PBMC proliferation and IFN-γ responses in P. falciparum-exposed human subjects and nonexposed control donors. Blood was collected during the convalescence period, since the in vitro cellular response to parasite antigens is diminished during acute infections (30, 33, 38). Results are expressed as SIs, and only the maximum SI obtained at any of the peptide concentrations used is taken into consideration.

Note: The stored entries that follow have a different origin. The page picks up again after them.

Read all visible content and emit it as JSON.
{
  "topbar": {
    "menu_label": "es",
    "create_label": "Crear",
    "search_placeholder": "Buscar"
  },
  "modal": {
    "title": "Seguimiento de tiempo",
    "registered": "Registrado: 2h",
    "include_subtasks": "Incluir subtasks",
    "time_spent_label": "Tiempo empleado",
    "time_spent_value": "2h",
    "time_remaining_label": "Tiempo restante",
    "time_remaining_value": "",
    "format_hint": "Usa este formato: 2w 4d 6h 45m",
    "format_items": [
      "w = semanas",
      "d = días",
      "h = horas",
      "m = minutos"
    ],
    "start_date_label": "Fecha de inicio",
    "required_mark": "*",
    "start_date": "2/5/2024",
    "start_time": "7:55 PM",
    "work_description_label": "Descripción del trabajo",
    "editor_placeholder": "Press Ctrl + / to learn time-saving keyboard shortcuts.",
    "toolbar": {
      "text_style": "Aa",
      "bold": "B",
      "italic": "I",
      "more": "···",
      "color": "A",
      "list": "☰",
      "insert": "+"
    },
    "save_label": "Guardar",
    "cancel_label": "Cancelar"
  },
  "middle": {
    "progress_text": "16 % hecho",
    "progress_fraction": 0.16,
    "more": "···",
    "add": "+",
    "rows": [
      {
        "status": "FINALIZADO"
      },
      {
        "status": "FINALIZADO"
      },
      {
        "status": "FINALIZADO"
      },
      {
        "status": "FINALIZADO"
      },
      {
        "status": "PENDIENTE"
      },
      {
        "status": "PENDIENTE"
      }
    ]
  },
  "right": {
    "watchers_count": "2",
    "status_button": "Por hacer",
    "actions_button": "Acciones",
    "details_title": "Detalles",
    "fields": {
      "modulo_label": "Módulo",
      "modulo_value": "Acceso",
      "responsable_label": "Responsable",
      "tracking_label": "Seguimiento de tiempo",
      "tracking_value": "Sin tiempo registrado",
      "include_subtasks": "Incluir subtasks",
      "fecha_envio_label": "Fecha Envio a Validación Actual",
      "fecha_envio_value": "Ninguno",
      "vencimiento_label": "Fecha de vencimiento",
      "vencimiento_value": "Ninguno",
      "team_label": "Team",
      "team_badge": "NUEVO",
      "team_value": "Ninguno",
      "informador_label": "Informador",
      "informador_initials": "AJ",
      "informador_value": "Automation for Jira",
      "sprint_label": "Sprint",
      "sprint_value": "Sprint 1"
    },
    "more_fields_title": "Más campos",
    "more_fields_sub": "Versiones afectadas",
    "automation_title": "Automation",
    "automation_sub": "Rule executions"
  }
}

Proliferative responses were considered positive if the SI was more than 2. □, negative response (SI < 2); ▤, positive response with 2 < SI < 5; ■, positive response with SI > 5. For IFN-γ: □, negative response; ▩, positive response (IFN-γ concentration in culture supernatant > 400 pg/ml). Mean IFN-γ production in the culture supernatants of control cultures (without antigen) of all donors was 180 ± 20 pg/ml. For antibody response: □, negative; ■, positive. PBMC from control individuals with no known history of malaria were tested in parallel (CON1 to CON7). As negative and positive controls, an unrelated T_H epitope from HEL and PHA, respectively, were included in the study at single concentrations of 20 and 5 μg/ml, respectively. Background count-per-minute ranges: for malaria exposed donors, 69 to 3,480 (geometric mean = 378 cpm); for control donors, 190 to 911 (geometric mean = 480 cpm). We summarized the results only from malaria-exposed individuals. n.d., not determined; Sum., summary; % + Ve, percent positive.

FIG. 6

Antibody responses in human subjects exposed to P. falciparum malaria. Human serum samples were diluted to 1:200 and used in ELISA to detect antibody levels against PfLSA-1-derived peptides. The positive responders were defined as those who had ODs above the mean plus 2 SD of 10 normal control sera. The cutoff OD for each peptide is indicated in Materials and Methods.